To that call is the human part of it, the part that Zossima. himself must play. It is by no means a painless part. He begs Afanasy for forgiveness-an extraordinary act of self-abasement at any time, let alone among the rigid class distinctions of Tsarist Russia-and when Afanasy stands there stammering with disbelief, Zossima actually bows his head to the ground before him to make sure he understands. In the duel itself, then, he refuses to fire a shot when his turn comes, with the result that all the other officers, including the rival whose life he has spared, are aghast at such a breach of decorum and tell him that he has disgraced the regiment and must be either a fool or a madman.

The part he has to play, in other words, is not to kill his enemy but to kill everything that is broken and old in himself, so that something whole and new can be born. Then, as that newness starts coming to birth, he sees that the distinctions he has always made between enemies and friends, like the distinction between officers like him and peasants like Afanasy, are as absurd as everything he has always believed about honor and pride and the military code. "Nature is beautiful and sinless, and we, only we, are sinful and foolish and don't


464 - Journey Toward Wholeness

understand that life is heaven," he cries out. "We have only to understand that and it will at once be fulfilled in all its beauty, and we shall embrace one another and weep."

Zossima does not become a whole human being all in an instant, as the narrative goes on to show in later chapters. There is a long journey ahead of him still, as there is a long journey ahead of all of us still. But the grace of God, which reaches him through his vision of the beautiful day, opens not just his eyes to see that life is heaven but also opens his heart, where heaven has dwelled all along. The world thinks he has gone mad when he flings his pistol into the woods without firing a shot, but he finds himself filled with a peace that the catcalls of the world can no more take away than the applause of the world can give. He has a long way still to go, but he sets forth armed with the truth that only years later he puts into words. "Fathers and teachers, I ponder, What is hell? I maintain that hell is the suffering of being unable to love." What Dostoyevsky seems to be saying is that the journey toward wholeness for Zossima and for all of us is, above all else, a journey toward that capacity to love called compassion.

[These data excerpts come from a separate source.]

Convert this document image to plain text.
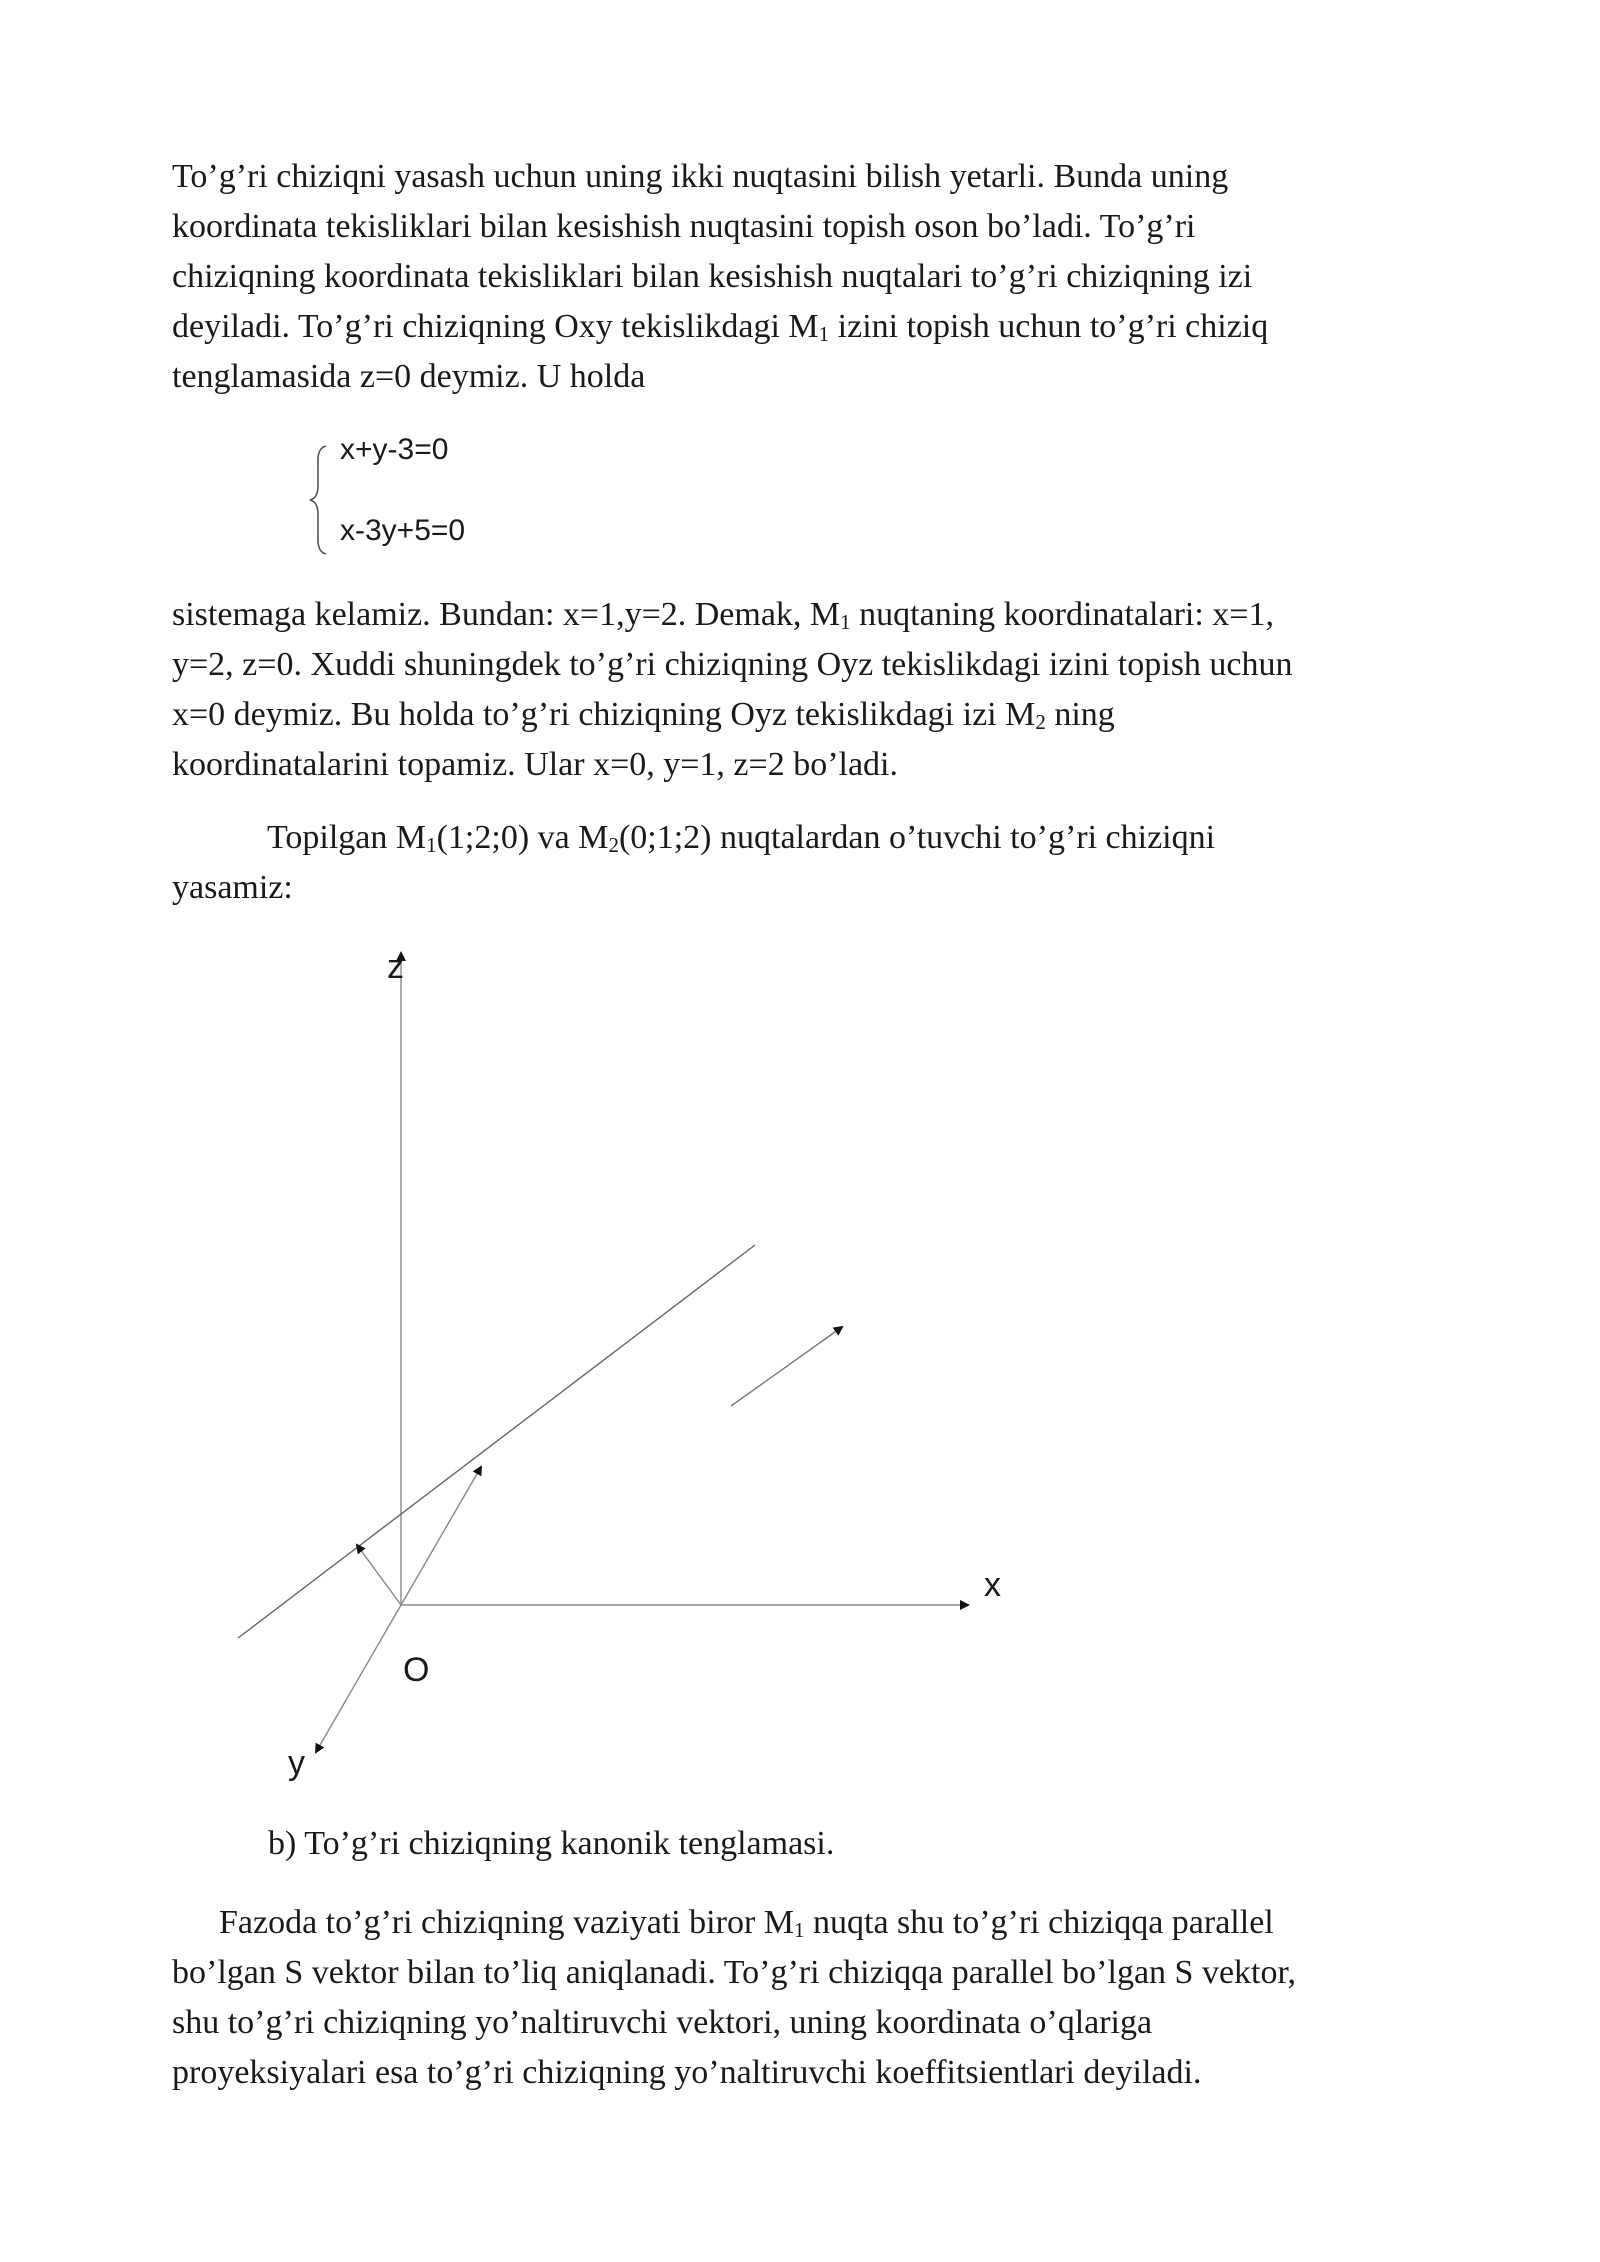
To’g’ri chiziqni yasash uchun uning ikki nuqtasini bilish yetarli. Bunda uning
koordinata tekisliklari bilan kesishish nuqtasini topish oson bo’ladi. To’g’ri
chiziqning koordinata tekisliklari bilan kesishish nuqtalari to’g’ri chiziqning izi
deyiladi. To’g’ri chiziqning Oxy tekislikdagi $M_1$ izini topish uchun to’g’ri chiziq
tenglamasida z=0 deymiz. U holda
x+y-3=0
x-3y+5=0
sistemaga kelamiz. Bundan: x=1,y=2. Demak, $M_1$ nuqtaning koordinatalari: x=1,
y=2, z=0. Xuddi shuningdek to’g’ri chiziqning Oyz tekislikdagi izini topish uchun
x=0 deymiz. Bu holda to’g’ri chiziqning Oyz tekislikdagi izi $M_2$ ning
koordinatalarini topamiz. Ular x=0, y=1, z=2 bo’ladi.
Topilgan $M_1(1;2;0)$ va $M_2(0;1;2)$ nuqtalardan o’tuvchi to’g’ri chiziqni
yasamiz:
z
x
y
O
b) To’g’ri chiziqning kanonik tenglamasi.
Fazoda to’g’ri chiziqning vaziyati biror $M_1$ nuqta shu to’g’ri chiziqqa parallel
bo’lgan S vektor bilan to’liq aniqlanadi. To’g’ri chiziqqa parallel bo’lgan S vektor,
shu to’g’ri chiziqning yo’naltiruvchi vektori, uning koordinata o’qlariga
proyeksiyalari esa to’g’ri chiziqning yo’naltiruvchi koeffitsientlari deyiladi.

Zossima saying that we have only to see that life is heaven and we will all embrace one another and weep and the old veterans of Gettysburg doing exactly that. Naya writing with wit and grace, in a hand so shaky that she can barely hold her pen, about joy. The summer trees bowing and beckoning and reaching out to us as you and I, if we dare, can reach out in turn to them. There is treasure buried in the field of every one of our days, even the bleakest or dullest, and it is our business, as we journey, to keep our eyes peeled for it.

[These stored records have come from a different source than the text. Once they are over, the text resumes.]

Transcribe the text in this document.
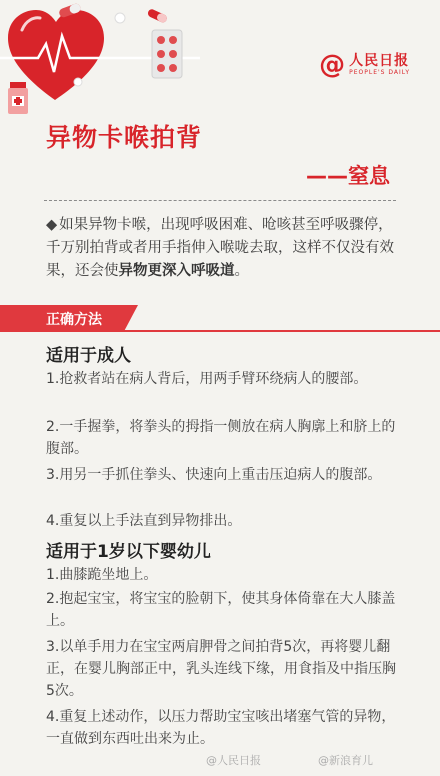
@ 人民日报
PEOPLE'S DAILY
异物卡喉拍背
——窒息

◆ 如果异物卡喉，出现呼吸困难、呛咳甚至呼吸骤停，千万别拍背或者用手指伸入喉咙去取，这样不仅没有效果，还会使异物更深入呼吸道。

正确方法
适用于成人

1.抢救者站在病人背后，用两手臂环绕病人的腰部。

2.一手握拳，将拳头的拇指一侧放在病人胸廓上和脐上的腹部。

3.用另一手抓住拳头、快速向上重击压迫病人的腹部。

4.重复以上手法直到异物排出。

适用于1岁以下婴幼儿

1.曲膝跪坐地上。

2.抱起宝宝，将宝宝的脸朝下，使其身体倚靠在大人膝盖上。

3.以单手用力在宝宝两肩胛骨之间拍背5次，再将婴儿翻正，在婴儿胸部正中，乳头连线下缘，用食指及中指压胸5次。

4.重复上述动作，以压力帮助宝宝咳出堵塞气管的异物，一直做到东西吐出来为止。

@人民日报	@新浪育儿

Gerald Manley Hopkins wrote:

There lives the dearest freshness deep down things;
And though the last lights off the black West went
Oh, morning, at the brown brink eastward, springs
Because the Holy Ghost over the bent World broods
with warm breast and with ah! bright wings.

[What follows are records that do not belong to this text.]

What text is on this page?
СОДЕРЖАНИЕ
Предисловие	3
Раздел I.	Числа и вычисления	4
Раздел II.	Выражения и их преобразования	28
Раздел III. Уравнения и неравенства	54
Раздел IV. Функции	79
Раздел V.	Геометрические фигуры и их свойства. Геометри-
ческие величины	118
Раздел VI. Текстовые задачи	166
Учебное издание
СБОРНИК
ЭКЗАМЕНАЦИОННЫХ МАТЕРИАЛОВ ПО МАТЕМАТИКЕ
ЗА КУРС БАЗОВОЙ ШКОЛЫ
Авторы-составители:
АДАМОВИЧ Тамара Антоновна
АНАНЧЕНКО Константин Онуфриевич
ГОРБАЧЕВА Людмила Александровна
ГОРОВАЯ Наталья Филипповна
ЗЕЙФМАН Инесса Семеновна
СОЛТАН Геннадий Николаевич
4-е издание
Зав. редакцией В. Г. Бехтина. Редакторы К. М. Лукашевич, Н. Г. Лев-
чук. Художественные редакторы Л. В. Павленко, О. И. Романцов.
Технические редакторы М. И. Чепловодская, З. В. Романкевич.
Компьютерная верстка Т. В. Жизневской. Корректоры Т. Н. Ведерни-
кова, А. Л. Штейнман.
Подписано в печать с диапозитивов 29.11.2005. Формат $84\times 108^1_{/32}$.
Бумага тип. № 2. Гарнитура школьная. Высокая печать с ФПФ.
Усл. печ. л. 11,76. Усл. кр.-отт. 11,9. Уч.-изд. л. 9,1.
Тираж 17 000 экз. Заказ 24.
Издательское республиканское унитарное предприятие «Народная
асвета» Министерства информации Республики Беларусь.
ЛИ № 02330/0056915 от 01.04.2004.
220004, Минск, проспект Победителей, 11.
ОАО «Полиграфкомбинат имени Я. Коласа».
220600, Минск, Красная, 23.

It is our business, as we journey, to keep our hearts open to that, to the bright-winged presence of the Holy Ghost within us and the Kingdom of God among us, until, little by little, compassionate love begins to change from a moral exercise, from a matter of gritting our teeth and doing our good deed for the day, into a joyous, spontaneous, self-forgetting response to the most real aspect of all reality, which is that the world is holy because God made it and so is every one of us as well. To deny that reality is to exist as a stranger in a world of strangers. To live out of and toward that reality is, little by little, to become whole.